Me incorporo en mi cama de un salto, abandonando bruscamente las imágenes de góndolas doradas chapoteando por la 9 de julio y de pegasos de cristal surcando un cielo de perfecto azul, en una Buenos Aires que no conoce el smog ni la corrupción... A pesar de despertarme violentamente, y sentir el sacudón de la realidad arrojándome de mi dulcecito onírico, sigo tarareando hacia adentro, casi tartamudeando en un suspiro: “ya sé que estoy pianta’... pianta’... pianta’...”. Siento cómo el corazón me zarandea la garganta sin clemencia, y de manera instintiva empiezo a rasgar las sábanas, llegando hasta el relleno del colchón.
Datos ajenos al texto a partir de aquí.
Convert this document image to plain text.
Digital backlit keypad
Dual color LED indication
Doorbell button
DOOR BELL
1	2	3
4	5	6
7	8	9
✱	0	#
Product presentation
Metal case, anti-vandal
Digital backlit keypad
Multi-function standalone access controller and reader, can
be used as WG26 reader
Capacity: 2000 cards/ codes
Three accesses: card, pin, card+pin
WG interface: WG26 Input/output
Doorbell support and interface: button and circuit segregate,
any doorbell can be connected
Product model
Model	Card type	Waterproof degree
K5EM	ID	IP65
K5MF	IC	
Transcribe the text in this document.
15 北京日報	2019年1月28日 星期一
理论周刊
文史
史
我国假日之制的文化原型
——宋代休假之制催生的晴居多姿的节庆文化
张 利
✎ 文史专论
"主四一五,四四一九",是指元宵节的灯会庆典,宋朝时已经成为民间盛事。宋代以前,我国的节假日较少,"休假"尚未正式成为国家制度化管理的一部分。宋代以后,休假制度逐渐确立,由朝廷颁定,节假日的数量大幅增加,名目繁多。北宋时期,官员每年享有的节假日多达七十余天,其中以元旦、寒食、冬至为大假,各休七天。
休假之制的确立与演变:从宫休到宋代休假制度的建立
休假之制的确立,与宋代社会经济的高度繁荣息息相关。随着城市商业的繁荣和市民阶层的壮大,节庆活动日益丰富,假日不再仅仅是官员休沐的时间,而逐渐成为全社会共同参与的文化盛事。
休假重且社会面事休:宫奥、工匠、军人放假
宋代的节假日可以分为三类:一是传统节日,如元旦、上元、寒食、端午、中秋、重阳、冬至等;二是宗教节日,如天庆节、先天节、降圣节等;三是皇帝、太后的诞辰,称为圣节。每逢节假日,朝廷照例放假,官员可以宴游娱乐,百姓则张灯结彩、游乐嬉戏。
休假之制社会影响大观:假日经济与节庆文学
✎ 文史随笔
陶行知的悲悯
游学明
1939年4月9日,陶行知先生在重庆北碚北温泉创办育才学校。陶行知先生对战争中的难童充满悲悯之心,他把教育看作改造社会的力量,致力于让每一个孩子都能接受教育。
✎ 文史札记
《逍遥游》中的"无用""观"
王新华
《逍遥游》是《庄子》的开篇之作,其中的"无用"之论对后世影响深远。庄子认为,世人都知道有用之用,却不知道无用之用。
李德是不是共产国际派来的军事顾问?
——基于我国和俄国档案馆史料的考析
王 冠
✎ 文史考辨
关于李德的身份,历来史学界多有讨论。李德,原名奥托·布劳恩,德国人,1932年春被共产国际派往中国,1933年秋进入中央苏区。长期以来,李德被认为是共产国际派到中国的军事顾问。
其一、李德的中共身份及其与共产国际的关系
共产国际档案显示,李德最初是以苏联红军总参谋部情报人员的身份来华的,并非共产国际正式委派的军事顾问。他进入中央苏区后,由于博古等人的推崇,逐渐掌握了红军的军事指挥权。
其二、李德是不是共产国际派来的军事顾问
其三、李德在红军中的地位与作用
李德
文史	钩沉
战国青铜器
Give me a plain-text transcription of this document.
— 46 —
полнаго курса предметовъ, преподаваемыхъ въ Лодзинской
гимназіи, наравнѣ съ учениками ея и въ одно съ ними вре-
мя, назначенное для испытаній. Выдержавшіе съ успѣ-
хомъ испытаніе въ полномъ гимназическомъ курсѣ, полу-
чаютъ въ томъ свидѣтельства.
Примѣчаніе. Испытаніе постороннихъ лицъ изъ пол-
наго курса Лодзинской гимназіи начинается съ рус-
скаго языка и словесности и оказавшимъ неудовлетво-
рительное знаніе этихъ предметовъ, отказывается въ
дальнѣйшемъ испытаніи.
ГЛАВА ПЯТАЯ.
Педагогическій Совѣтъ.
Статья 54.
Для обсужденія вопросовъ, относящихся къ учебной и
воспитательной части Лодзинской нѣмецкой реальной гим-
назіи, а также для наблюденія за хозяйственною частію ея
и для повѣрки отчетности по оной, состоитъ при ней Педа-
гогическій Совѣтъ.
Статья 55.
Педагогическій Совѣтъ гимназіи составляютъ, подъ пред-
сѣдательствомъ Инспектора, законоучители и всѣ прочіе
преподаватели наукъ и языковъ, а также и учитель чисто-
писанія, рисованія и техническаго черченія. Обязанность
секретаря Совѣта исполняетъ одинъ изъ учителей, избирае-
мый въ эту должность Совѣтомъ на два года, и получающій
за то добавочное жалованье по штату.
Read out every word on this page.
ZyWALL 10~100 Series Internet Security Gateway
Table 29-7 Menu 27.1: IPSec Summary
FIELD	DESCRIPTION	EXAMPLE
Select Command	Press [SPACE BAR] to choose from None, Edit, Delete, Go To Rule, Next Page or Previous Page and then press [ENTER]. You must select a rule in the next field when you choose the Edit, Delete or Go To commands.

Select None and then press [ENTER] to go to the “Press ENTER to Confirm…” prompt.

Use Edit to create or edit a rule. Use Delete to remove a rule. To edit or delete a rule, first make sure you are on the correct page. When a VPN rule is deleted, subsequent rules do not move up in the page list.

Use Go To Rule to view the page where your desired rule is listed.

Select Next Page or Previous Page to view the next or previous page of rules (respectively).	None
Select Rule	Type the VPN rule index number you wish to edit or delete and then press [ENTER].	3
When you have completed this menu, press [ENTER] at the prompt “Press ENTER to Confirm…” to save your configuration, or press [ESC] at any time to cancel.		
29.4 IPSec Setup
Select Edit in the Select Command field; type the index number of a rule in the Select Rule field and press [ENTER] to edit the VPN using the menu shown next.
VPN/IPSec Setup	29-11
El sudor profuso y frío se apodera de mí, y aunque no me veo, sé que soy la imagen misma del pánico. Oigo pasos en la pared... sí, en la pared... Me he quedado tiesa, totalmente paralizada por el miedo. No me atrevo a girar la cabeza hacia ese costado, por aprensión a intuir allí lo que hace ya más de un año y medio intento inútilmente negar... Pero lo siniestro es más poderoso, lo ominoso me domina y, aunque mis ojos abiertos continúan brillando en el mismo ángulo intacto, mi cabeza lentamente va siguiendo el recorrido hacia el muro fatal, como si fuera el eje mismo del segundero en un reloj de agujas. Trato entonces de recordar, de unir cabos que me ayuden vanamente a custodiar la cordura...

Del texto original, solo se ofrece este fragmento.